У него давно уже болела голова, и тут заломило в висках так, что он невольно поморщился. Анна Григорьевна заметила это, участливо сказала:
– Устали вы, Саша. Может быть, ляжете?
– Да нет, посижу еще... Это не усталость, просто – нехорошо мне. На душе... очень уж тяжело. Много скверного в своем прошлом вижу. И что-то никак до конца понять не могу, почему я такой. А ведь сам во всем виноват... Знаете, я никогда не верил в то, что человек – игрушка в руках судьбы и что все зависит от каких-то обстоятельств, в которые он попадает... Ссылка на обстоятельства – удобный предлог для оправдания всяческих больших и маленьких мерзостей. Пьянствует человек – обстоятельства такие, жену и детей бьет – тоже обстоятельства виноваты, подлость какую-то сделал – и тут оправдания находятся... Чепуха все это. Каждый в конце концов сам творит свою судьбу. Вот и я тоже – сам себе пустыню сотворил... Да только когда это началось? Вот сейчас вспоминаю – я очень рано усвоил, что добиться чего-то можно, только работая изо всех сил, отдавая всего себя какому-то делу.

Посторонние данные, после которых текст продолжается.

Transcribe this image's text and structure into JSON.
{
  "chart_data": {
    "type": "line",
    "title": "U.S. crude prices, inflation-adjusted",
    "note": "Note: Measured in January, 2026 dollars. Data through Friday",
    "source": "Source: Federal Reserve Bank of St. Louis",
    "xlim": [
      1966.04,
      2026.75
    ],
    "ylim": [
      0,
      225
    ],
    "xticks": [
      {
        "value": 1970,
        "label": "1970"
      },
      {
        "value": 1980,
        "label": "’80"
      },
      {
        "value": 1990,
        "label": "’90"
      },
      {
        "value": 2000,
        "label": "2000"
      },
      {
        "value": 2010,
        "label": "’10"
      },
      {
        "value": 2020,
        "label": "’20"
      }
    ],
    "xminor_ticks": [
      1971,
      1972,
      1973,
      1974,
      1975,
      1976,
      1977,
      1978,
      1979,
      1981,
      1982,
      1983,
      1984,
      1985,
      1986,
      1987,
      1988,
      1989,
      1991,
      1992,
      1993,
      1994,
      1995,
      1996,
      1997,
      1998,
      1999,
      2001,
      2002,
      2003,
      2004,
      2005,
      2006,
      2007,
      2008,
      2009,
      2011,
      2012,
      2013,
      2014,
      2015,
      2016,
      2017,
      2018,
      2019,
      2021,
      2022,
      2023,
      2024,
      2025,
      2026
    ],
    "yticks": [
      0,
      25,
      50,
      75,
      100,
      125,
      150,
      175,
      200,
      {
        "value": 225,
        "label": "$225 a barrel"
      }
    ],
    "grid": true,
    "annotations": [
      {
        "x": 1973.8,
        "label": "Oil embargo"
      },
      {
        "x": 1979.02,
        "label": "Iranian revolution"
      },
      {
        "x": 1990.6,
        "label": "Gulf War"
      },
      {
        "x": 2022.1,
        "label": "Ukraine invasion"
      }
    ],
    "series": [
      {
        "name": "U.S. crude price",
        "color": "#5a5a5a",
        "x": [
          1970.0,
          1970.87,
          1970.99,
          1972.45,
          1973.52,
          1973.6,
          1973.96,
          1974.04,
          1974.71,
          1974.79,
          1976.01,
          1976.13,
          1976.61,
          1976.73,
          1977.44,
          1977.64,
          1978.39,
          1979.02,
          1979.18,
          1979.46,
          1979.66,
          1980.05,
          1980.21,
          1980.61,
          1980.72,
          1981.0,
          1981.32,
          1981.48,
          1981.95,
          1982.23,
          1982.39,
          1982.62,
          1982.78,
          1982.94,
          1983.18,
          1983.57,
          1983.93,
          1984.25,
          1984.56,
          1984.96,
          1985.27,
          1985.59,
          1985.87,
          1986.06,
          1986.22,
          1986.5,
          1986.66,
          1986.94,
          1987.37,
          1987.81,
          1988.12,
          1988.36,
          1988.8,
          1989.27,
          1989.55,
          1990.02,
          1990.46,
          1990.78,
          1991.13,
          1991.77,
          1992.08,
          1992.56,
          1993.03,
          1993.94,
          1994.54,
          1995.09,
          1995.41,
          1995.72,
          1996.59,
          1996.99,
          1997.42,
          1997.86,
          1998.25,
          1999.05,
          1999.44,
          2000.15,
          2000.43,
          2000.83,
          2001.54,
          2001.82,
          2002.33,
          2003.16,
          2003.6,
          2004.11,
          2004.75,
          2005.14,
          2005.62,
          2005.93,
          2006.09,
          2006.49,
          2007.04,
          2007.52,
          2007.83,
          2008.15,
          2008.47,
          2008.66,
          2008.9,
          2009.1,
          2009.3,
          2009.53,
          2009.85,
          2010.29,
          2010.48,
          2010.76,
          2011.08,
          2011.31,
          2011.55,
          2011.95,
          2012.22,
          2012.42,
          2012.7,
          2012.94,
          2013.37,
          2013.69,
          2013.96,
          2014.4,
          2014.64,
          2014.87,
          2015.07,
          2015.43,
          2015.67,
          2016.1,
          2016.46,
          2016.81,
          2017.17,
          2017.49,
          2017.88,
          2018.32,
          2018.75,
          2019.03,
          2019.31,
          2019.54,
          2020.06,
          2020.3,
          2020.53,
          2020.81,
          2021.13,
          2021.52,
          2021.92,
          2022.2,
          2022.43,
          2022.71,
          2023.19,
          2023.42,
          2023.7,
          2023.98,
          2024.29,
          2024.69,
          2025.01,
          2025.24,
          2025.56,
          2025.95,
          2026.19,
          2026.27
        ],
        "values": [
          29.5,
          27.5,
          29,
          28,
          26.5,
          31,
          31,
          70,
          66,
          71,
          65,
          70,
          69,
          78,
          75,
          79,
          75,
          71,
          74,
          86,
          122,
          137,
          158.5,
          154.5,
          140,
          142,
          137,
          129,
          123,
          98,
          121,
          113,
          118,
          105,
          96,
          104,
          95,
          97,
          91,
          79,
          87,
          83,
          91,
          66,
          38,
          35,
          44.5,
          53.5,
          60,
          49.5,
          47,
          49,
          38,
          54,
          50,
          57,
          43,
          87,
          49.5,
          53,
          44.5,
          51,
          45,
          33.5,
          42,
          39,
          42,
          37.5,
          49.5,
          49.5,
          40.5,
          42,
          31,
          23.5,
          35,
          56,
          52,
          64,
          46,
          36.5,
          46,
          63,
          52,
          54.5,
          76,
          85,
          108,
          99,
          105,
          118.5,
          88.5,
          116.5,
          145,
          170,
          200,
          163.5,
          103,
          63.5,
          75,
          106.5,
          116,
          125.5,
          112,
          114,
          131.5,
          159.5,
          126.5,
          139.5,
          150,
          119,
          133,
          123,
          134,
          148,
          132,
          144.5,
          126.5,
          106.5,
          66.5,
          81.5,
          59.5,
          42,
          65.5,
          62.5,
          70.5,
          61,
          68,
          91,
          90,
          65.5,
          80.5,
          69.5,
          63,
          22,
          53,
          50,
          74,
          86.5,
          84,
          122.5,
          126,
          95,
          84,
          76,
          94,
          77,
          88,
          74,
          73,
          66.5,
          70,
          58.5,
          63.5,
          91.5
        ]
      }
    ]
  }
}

Любимым моим героем в детстве был Мартин Идеи – именно за его фантастическую работоспособность, за его упорство. И печальный его конец совсем не смущал меня – уж со мной-то такого не случится! И работать я действительно научился... Я даже очень хорошо умею работать! – со злостью сказал Александр. – Так хорошо, что, пожалуй, немногие еще так умеют... И все с детских лет еще говорили мне, как это хорошо – уметь работать. И учили, как надо работать... И почему-то никто не догадался хотя бы намекнуть, что учиться нужно и тому, как надо любить, как быть добрым, человечным, как понимать людей, думать о них, заботиться...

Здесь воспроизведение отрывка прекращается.